Twyla Tharp’s book The Creative HabitIt is often said that musicians — particularly performers — and athletes behave similarly. As a matter of fact, it is quite true. Aside from the physical, training and practice aspect of their activity, both are bound to dedication, discipline, sacrifice, regularity and repetition. A performer follows a strict daily routine of practice and exercises bound by challenges and goals. While there is no point in exaggerated and lengthy-working sessions, the performer needs to devote considerable time, not only to develop and improve, but also to maintain his level. In Armstrong’s own words, “If I don’t practice for a day, I know it. If I don’t practice for two days, the critics know it. And if I don’t practice for three days, the public knows it”. Skills — and talent — is akin to a wall that is built, step after step, brick by brick. Aristotle himself used to say, “excellence is an art won by training and habituation”. But what about composers? Is there such a thing as a habit of creation? Does one practice creativity? Can one create constantly? Does creativity sustain itself through regularity? Can one judge creative progress? Well, yes indeed.

The following ideas are of course inspired by Twyla Tharp’s book The Creative Habit. The American choreographer is well-known for having ignored the boundaries of music genres throughout her career spanning over fifty years; working with the likes of Paul Simon, David Byrne, Elfman, Glass and with Miloš Forman for “Hair” and “Amadeus”. She is also known for being an example of prolificacy and collaboration. Two of her most famous books elaborate on her experience in both self-discipline and creativity, as well as collaboration. The Creative Habit released in 2003 is an eloquent book for many artists and unravels the secrets behind discipline at the service of creativity.

Composer studying and reading his scores

© Isthmus

In my experience, there seems to be two steps in the creative process of the composer. An absorbing state and a releasing one; in other words, learning and creating. Learning comes in many different ways, such as studying — composers relentlessly study their colleagues’ work and scores —, cultivating one’s mind — composers surround themselves with inspiration — and seeking inspiration in other arts — literature, visual arts; all major creative leaps have been taken thanks to external influences; Debussy, Cage, Xenakis… Creating is of course an evident process which I shall not dive in deep for the purpose of this article.

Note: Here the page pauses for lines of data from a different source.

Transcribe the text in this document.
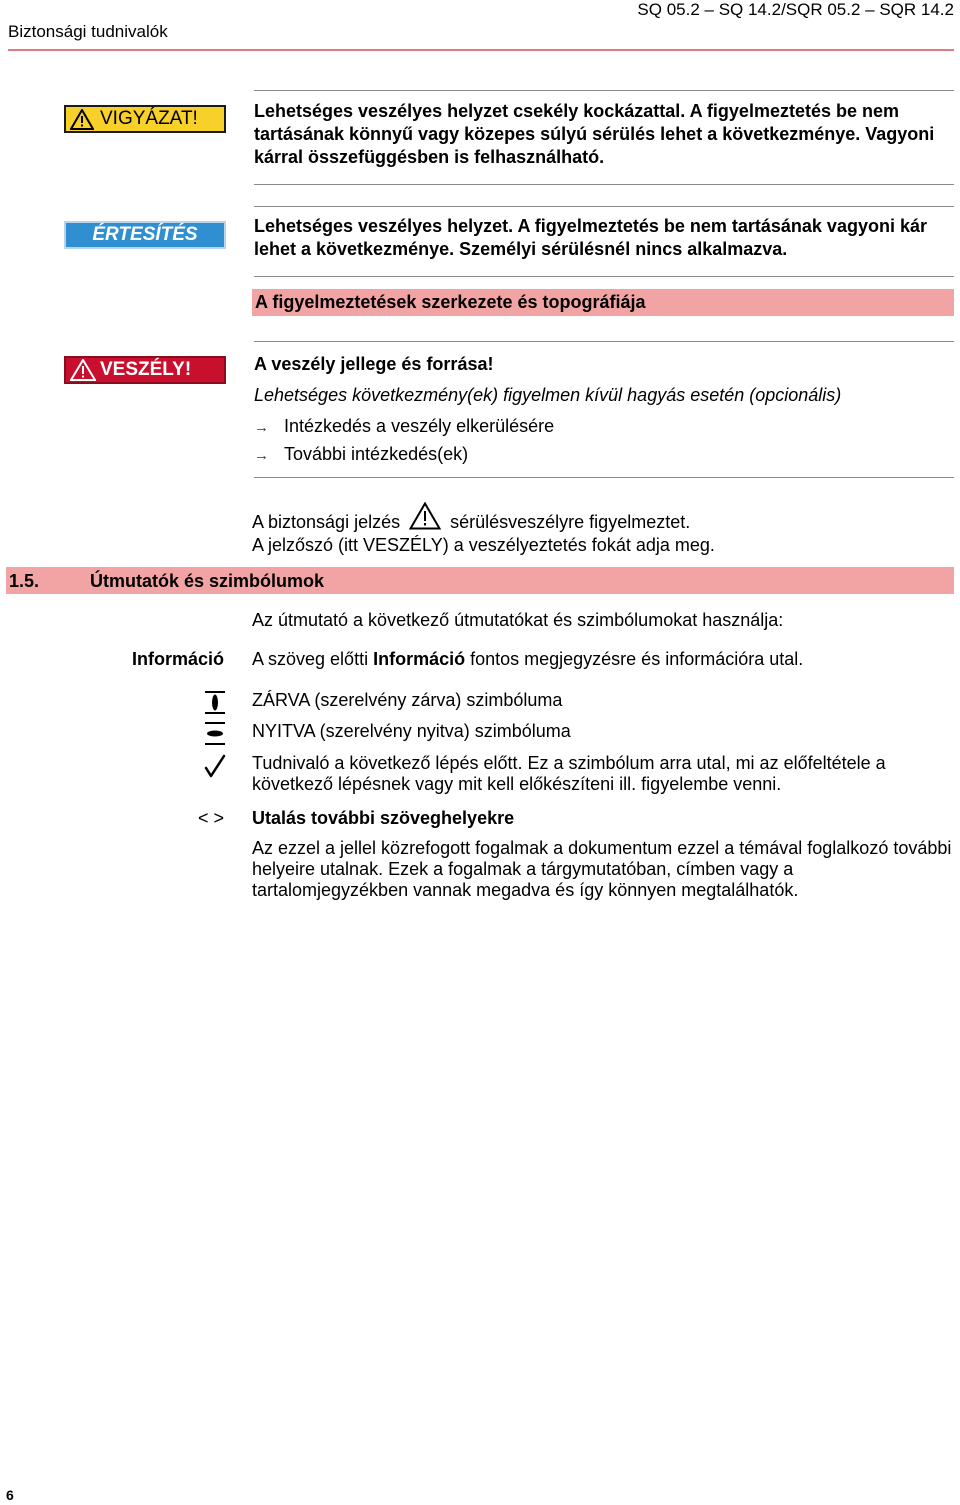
Biztonsági tudnivalók
SQ 05.2 – SQ 14.2/SQR 05.2 – SQR 14.2
VIGYÁZAT!	Lehetséges veszélyes helyzet csekély kockázattal. A figyelmeztetés be nem tartásának könnyű vagy közepes súlyú sérülés lehet a következménye. Vagyoni kárral összefüggésben is felhasználható.
ÉRTESÍTÉS	Lehetséges veszélyes helyzet. A figyelmeztetés be nem tartásának vagyoni kár lehet a következménye. Személyi sérülésnél nincs alkalmazva.
A figyelmeztetések szerkezete és topográfiája
VESZÉLY!	A veszély jellege és forrása!
Lehetséges következmény(ek) figyelmen kívül hagyás esetén (opcionális)
→ Intézkedés a veszély elkerülésére
→ További intézkedés(ek)
A biztonsági jelzés	sérülésveszélyre figyelmeztet.
A jelzőszó (itt VESZÉLY) a veszélyeztetés fokát adja meg.
1.5.	Útmutatók és szimbólumok
Az útmutató a következő útmutatókat és szimbólumokat használja:
Információ A szöveg előtti Információ fontos megjegyzésre és információra utal.
ZÁRVA (szerelvény zárva) szimbóluma
NYITVA (szerelvény nyitva) szimbóluma
Tudnivaló a következő lépés előtt. Ez a szimbólum arra utal, mi az előfeltétele a következő lépésnek vagy mit kell előkészíteni ill. figyelembe venni.
< > Utalás további szöveghelyekre
Az ezzel a jellel közrefogott fogalmak a dokumentum ezzel a témával foglalkozó további helyeire utalnak. Ezek a fogalmak a tárgymutatóban, címben vagy a tartalomjegyzékben vannak megadva és így könnyen megtalálhatók.
6
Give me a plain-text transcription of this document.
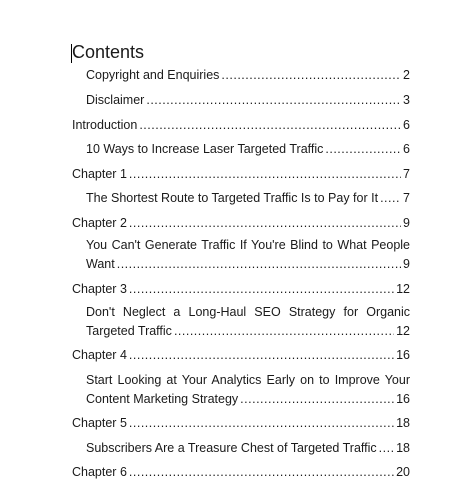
Contents
Copyright and Enquiries .....	2
Disclaimer .....	3
Introduction .....	6
10 Ways to Increase Laser Targeted Traffic .....	6
Chapter 1 .....	7
The Shortest Route to Targeted Traffic Is to Pay for It ..... 7
Chapter 2 .....	9
You Can't Generate Traffic If You're Blind to What People
Want .....	9
Chapter 3 .....	12
Don't Neglect a Long-Haul SEO Strategy for Organic
Targeted Traffic .....	12
Chapter 4 .....	16
Start Looking at Your Analytics Early on to Improve Your
Content Marketing Strategy .....	16
Chapter 5 .....	18
Subscribers Are a Treasure Chest of Targeted Traffic ..... 18
Chapter 6 .....	20
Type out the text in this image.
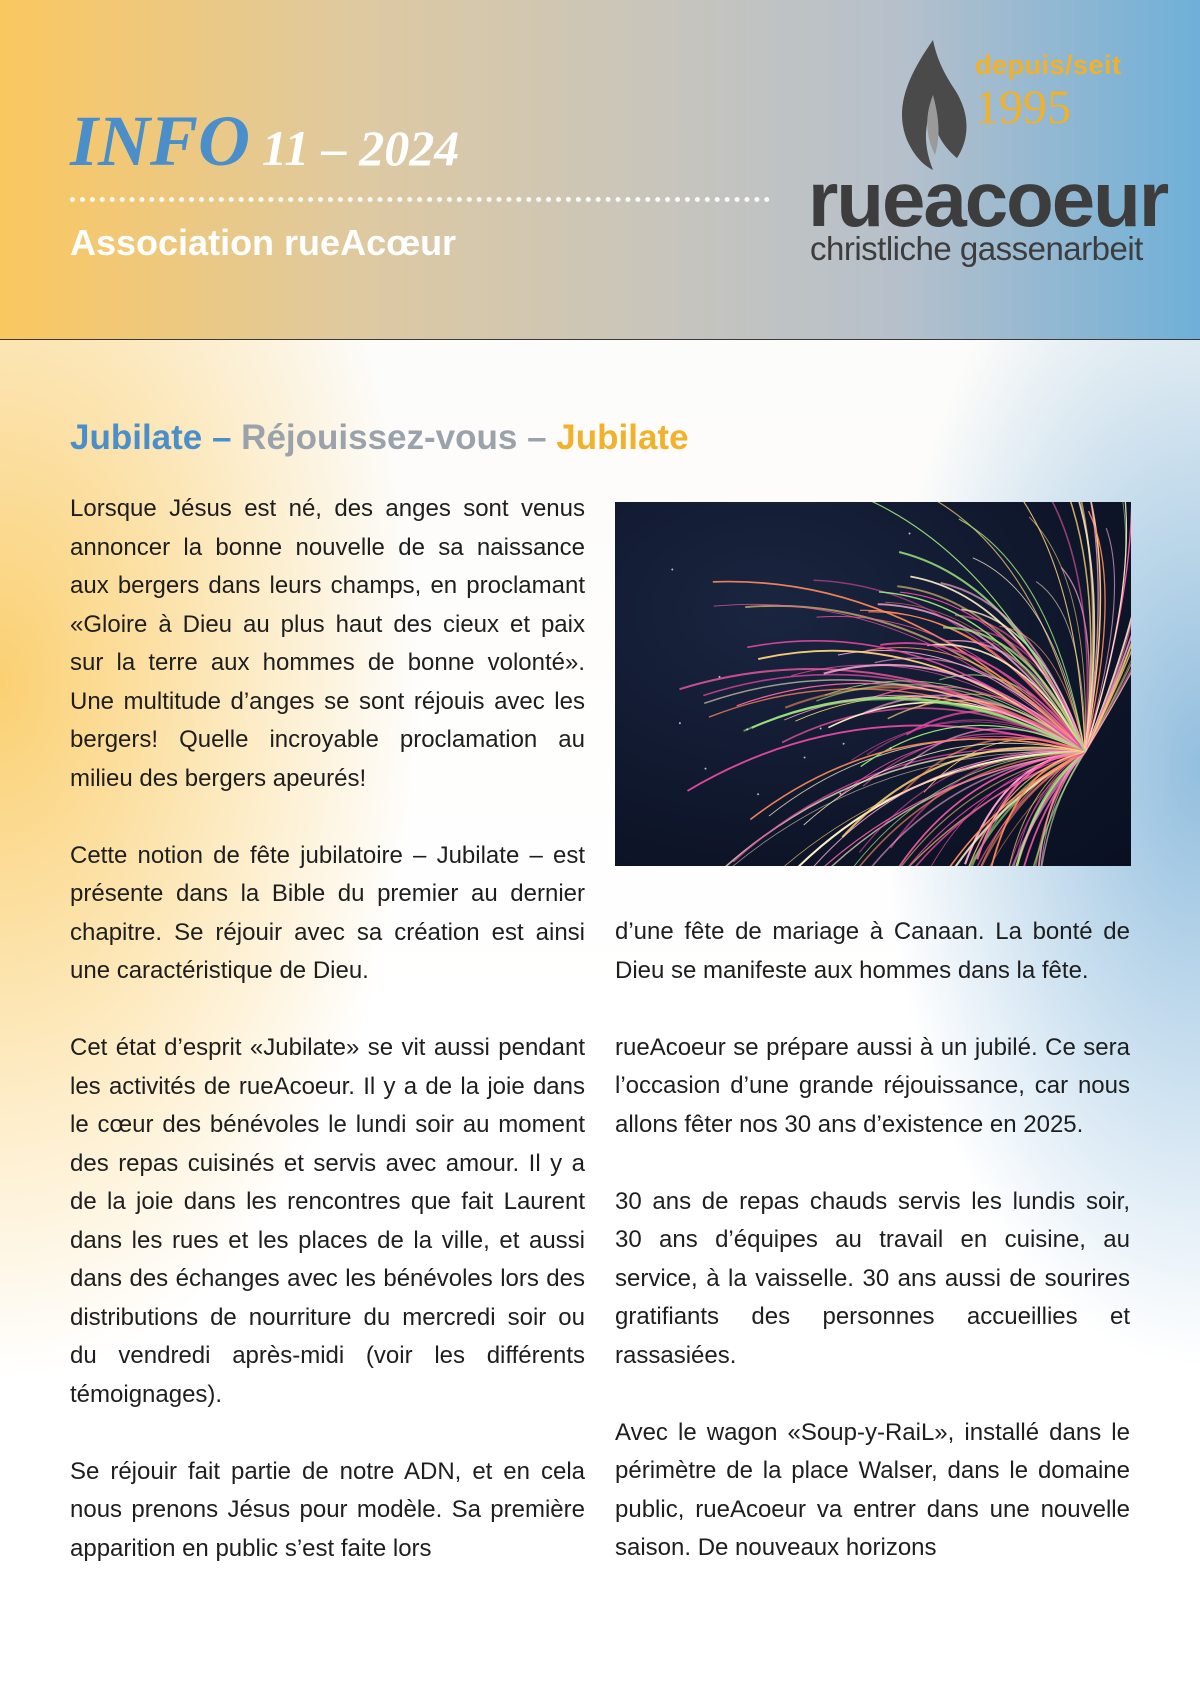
INFO 11 – 2024
Association rueAcœur
depuis/seit
1995
rueacoeur
christliche gassenarbeit
Jubilate – Réjouissez-vous – Jubilate

Lorsque Jésus est né, des anges sont venus annoncer la bonne nouvelle de sa naissance aux bergers dans leurs champs, en proclamant «Gloire à Dieu au plus haut des cieux et paix sur la terre aux hommes de bonne volonté». Une multitude d’anges se sont réjouis avec les bergers! Quelle incroyable proclamation au milieu des bergers apeurés!

Cette notion de fête jubilatoire – Jubilate – est présente dans la Bible du premier au dernier chapitre. Se réjouir avec sa création est ainsi une caractéristique de Dieu.

Cet état d’esprit «Jubilate» se vit aussi pendant les activités de rueAcoeur. Il y a de la joie dans le cœur des bénévoles le lundi soir au moment des repas cuisinés et servis avec amour. Il y a de la joie dans les rencontres que fait Laurent dans les rues et les places de la ville, et aussi dans des échanges avec les bénévoles lors des distributions de nourriture du mercredi soir ou du vendredi après-midi (voir les différents témoignages).

Se réjouir fait partie de notre ADN, et en cela nous prenons Jésus pour modèle. Sa première apparition en public s’est faite lors

d’une fête de mariage à Canaan. La bonté de Dieu se manifeste aux hommes dans la fête.

rueAcoeur se prépare aussi à un jubilé. Ce sera l’occasion d’une grande réjouissance, car nous allons fêter nos 30 ans d’existence en 2025.

30 ans de repas chauds servis les lundis soir, 30 ans d’équipes au travail en cuisine, au service, à la vaisselle. 30 ans aussi de sourires gratifiants des personnes accueillies et rassasiées.

Avec le wagon «Soup-y-RaiL», installé dans le périmètre de la place Walser, dans le domaine public, rueAcoeur va entrer dans une nouvelle saison. De nouveaux horizons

Applying this double-side process regularly creates a flow of ideas, a constant boil of inspiration and an eagerness for the composer to develop himself and create more. In all, a snowball effect…

There are a few rules, or commandments, that a composer can follow in order to develop a creative habit. When treated like life mantras, these are recipes for creative success. Here are five suggestions.

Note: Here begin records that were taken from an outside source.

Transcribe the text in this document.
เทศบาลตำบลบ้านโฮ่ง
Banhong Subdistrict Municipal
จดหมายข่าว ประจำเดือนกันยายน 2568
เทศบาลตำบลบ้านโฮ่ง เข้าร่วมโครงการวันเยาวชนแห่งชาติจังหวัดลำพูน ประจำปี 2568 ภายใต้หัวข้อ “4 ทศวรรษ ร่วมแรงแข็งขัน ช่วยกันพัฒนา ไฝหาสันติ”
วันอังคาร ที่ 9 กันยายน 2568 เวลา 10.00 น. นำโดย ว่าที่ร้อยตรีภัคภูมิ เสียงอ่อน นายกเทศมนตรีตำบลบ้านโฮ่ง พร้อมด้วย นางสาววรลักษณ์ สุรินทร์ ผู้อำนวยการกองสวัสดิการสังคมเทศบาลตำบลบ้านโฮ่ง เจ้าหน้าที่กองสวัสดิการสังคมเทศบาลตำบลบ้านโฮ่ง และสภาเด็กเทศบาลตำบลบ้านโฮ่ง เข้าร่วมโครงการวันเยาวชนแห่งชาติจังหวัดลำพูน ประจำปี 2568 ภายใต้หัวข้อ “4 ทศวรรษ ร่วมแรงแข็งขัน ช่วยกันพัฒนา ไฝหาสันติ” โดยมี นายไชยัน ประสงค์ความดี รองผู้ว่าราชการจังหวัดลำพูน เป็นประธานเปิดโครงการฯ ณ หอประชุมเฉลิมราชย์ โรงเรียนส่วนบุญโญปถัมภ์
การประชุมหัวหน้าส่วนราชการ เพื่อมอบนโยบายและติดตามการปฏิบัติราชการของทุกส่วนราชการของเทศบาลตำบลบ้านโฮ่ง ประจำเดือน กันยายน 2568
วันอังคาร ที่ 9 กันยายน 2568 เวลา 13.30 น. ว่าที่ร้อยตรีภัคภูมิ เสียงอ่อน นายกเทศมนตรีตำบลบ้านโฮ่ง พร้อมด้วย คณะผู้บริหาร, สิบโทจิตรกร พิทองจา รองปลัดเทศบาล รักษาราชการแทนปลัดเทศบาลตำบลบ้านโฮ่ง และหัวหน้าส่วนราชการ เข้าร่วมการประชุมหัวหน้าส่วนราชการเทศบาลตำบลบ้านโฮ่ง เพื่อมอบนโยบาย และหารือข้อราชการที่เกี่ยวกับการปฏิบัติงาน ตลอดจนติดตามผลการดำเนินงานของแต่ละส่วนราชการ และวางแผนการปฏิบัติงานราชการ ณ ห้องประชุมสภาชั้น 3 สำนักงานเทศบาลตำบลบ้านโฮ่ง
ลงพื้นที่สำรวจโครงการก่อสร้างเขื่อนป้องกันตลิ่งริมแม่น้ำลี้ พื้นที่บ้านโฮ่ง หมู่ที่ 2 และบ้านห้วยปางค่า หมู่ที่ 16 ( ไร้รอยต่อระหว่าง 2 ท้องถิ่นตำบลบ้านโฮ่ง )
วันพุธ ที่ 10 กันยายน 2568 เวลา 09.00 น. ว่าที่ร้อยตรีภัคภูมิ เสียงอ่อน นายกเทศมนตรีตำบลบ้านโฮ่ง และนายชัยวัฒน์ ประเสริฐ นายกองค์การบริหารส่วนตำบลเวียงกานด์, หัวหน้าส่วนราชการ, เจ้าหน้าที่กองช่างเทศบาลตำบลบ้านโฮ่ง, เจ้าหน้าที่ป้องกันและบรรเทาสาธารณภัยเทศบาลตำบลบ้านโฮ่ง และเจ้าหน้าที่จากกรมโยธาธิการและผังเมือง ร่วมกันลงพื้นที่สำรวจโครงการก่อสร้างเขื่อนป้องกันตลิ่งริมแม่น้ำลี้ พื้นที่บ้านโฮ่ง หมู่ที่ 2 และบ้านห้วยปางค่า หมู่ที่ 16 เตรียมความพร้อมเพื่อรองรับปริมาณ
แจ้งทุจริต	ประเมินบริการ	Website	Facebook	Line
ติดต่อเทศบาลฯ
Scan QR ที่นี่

• One must learn, every day, with an open mind;
• One must create, every day, with no judgement;
• One must not throw away material;
• One must work on different creative streams;
• One must give time for ideas to evolve.

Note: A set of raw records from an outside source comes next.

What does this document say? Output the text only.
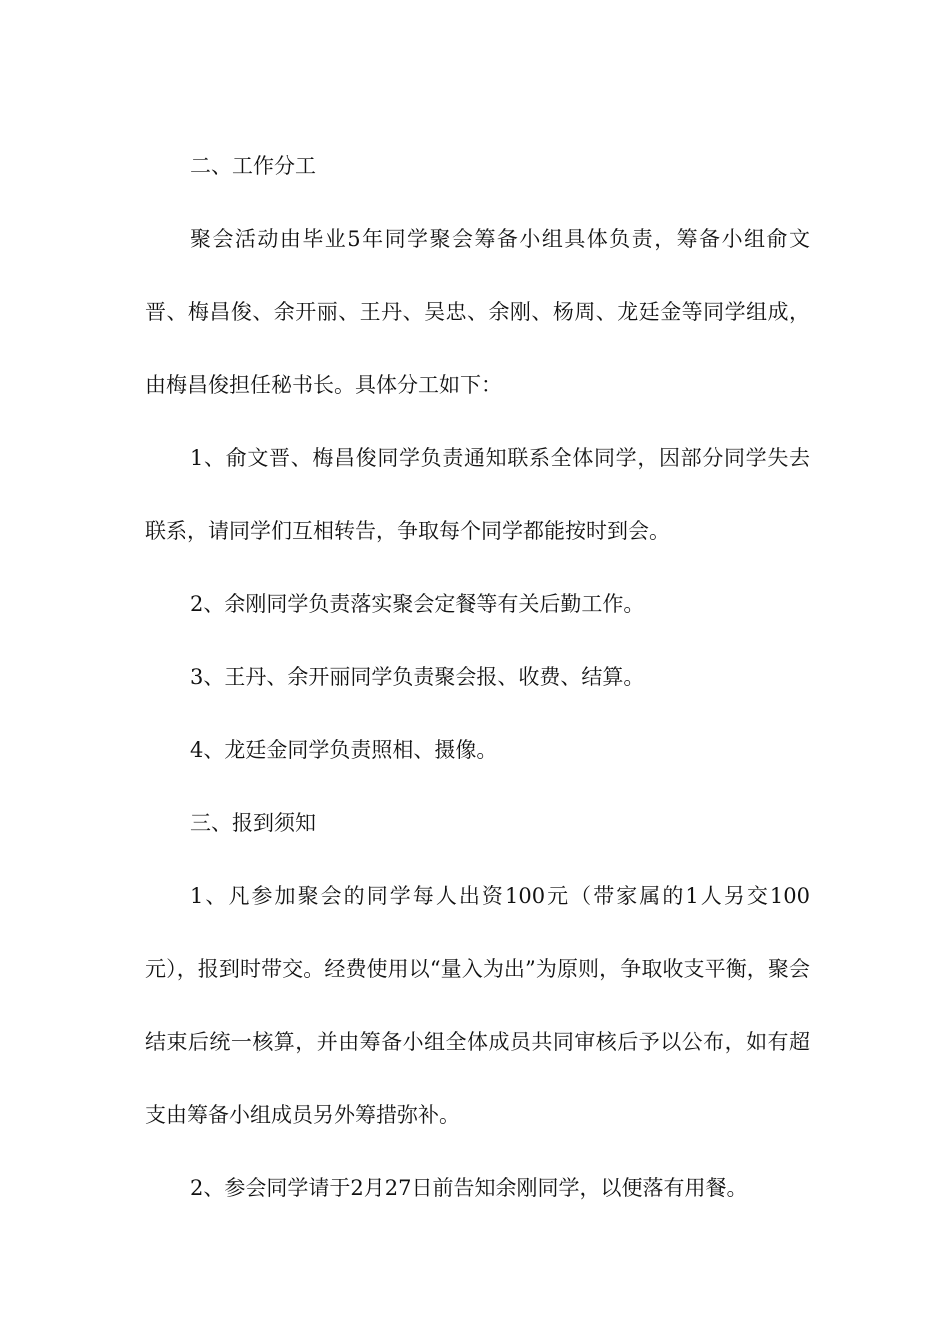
二、工作分工

聚会活动由毕业5年同学聚会筹备小组具体负责，筹备小组俞文晋、梅昌俊、余开丽、王丹、吴忠、余刚、杨周、龙廷金等同学组成，由梅昌俊担任秘书长。具体分工如下：

1、俞文晋、梅昌俊同学负责通知联系全体同学，因部分同学失去联系，请同学们互相转告，争取每个同学都能按时到会。

2、余刚同学负责落实聚会定餐等有关后勤工作。

3、王丹、余开丽同学负责聚会报、收费、结算。

4、龙廷金同学负责照相、摄像。

三、报到须知

1、凡参加聚会的同学每人出资100元（带家属的1人另交100元），报到时带交。经费使用以“量入为出”为原则，争取收支平衡，聚会结束后统一核算，并由筹备小组全体成员共同审核后予以公布，如有超支由筹备小组成员另外筹措弥补。

2、参会同学请于2月27日前告知余刚同学，以便落有用餐。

When Bach wrote, it was out of duty as much as creative hunger, it was therefore facilitated by the composer’s own professional activity. As musicians slowly took distance from the directions of their patrons, the myth of inspiration striking the composer in the midst of the night settled in…

Nadia Boulanger

Nadia Boulanger ©

So how can one judge creative progress? It seems that when it comes to creativity, progress can be defined as both achievement of goals, and growth. When one can look back at his own work and observe it from a third-person point of view, as if stranger to it, then he has successfully created the artistic distance through his creative progress. Creativity is just like a stew; it needs to cook slowly, with constant attention and heat, developing the flavours and aromas over time. Once such creative habits are taken, it is like a spiral of creative exhilaration and satisfaction. Of course, this does not apply to composers only, writers do it too, as well as all artists in general — in fact, anything that needs creativity can benefit from regularity. But most importantly, and paraphrasing the French composer and teacher Nadia Boulanger, the essential conditions of everything one does must be choice, love, and passion.